You’ve read my lamentations about social media, but now with the recent news about Russian trolls and bots it’s time to back away from the ongoing negative and toxic messages from abroad. Unfortunately, I need to stick around because part of my business is creating content for clients. However, once I have posted that content there’s absolutely no need for me to stick around to lollygag and lurk.
What’s interesting is that I see more and more Facebook friends getting fed up and deactivating their accounts. These are the same people who often wrote of how much they liked it to create a platform (soapbox) for their views, books, and businesses. Now they’re backing away because of privacy issues, but they’ve also noticed they’re not quite as sharp as they used to be. Somehow their brains have been rewired in such a way that all the information they digest doesn’t stick with them. But there’s more. There’s a constant need to be entertained whether it’s via funny animal or baby videos, memes, games, etc.
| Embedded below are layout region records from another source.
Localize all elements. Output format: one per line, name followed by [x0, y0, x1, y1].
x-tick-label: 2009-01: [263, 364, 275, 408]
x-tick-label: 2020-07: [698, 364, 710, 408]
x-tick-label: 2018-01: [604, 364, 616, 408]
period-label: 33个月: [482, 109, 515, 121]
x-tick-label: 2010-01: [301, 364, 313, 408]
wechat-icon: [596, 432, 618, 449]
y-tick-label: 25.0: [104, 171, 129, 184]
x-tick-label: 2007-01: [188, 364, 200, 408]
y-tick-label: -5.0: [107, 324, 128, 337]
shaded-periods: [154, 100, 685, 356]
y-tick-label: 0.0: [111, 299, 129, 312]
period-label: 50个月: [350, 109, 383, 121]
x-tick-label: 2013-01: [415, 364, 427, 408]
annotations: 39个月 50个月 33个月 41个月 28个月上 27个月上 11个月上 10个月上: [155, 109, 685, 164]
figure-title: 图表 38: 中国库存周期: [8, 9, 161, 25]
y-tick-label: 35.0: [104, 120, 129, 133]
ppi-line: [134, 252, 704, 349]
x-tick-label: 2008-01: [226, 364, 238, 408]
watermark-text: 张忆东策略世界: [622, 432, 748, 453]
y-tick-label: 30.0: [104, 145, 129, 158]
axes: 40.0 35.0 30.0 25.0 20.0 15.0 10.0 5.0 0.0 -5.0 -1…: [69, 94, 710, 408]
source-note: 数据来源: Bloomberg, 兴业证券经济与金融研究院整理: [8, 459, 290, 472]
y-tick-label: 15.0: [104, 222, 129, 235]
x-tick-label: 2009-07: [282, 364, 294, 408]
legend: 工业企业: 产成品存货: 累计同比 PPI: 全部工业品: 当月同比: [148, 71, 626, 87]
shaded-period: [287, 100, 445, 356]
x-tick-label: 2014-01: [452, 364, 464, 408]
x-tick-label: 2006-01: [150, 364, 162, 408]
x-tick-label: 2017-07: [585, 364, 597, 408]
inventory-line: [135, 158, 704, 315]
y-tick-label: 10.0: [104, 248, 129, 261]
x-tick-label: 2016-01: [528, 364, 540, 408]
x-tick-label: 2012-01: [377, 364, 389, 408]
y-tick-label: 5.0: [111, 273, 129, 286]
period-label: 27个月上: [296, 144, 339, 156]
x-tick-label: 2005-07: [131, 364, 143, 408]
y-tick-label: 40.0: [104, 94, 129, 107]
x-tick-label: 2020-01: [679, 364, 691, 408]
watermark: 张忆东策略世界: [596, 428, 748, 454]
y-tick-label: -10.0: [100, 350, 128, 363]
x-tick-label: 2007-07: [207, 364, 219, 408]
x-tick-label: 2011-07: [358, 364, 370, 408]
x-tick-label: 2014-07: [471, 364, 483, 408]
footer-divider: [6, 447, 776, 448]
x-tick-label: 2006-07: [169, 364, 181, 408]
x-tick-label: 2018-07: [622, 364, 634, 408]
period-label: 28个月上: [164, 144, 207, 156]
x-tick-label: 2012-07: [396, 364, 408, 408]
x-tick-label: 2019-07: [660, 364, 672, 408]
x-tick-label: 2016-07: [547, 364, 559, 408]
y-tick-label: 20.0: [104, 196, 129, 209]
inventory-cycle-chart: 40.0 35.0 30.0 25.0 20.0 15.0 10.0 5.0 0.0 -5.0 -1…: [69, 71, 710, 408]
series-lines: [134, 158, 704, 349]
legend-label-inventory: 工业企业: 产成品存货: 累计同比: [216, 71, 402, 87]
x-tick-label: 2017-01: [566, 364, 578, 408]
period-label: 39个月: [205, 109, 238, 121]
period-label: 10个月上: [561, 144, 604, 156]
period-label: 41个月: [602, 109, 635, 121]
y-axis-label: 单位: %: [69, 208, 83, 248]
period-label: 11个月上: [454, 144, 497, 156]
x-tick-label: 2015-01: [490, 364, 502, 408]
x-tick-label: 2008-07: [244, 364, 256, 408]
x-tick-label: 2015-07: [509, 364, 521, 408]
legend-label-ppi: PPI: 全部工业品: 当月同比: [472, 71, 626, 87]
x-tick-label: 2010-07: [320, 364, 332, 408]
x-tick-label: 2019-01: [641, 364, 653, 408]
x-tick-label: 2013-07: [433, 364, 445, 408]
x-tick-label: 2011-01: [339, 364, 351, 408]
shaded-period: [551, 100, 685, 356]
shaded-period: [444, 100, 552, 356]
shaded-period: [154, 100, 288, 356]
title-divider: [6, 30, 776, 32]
I recently listened to a Writerly podcast, hosted by Walter Kirn and Danielle Trussoni, that examined Danielle’s six week hiatus from social media. She told listeners her break from Facebook, Instagram and Twitter had been both a relief, but also a source of some anxiety.
She brought up an interesting point: how social media interrupted the alone time with her imagination. Trussoni realized—before her hiatus—that whenever she hit a hard part in her writing project, she’d grab her phone and check social media. Instead of pushing through the difficulty, she interrupted the creative the process.
After listening to the podcast, talking to a friend, and just reading more and more from people who had enough of their time lost to social media, I decided that instead of six weeks of really making the effort to break away from Facebook (my primary drug), I’d shoot for 12 weeks.
Why three months? I need to meet certain goals that require my full concentration. I still need to post for clients, but I am in and out. That means no commenting, no checking the recipe groups, no clicking on videos. It’s time to rewire my brain to deal with actual real world projects and push through the hard parts.
Will I succeed? That’s the big question. I’ve tried it before and failed. However, it takes 66 days to form a good habit. Unlike other time where I given myself a month, I’m shooting for the entire 66 days, plus I have an extra 18 days to nail it. This time, I’m taking it in the same manner I would when trying to eliminate one bad habit and replacing it with a good habit—one day at a time.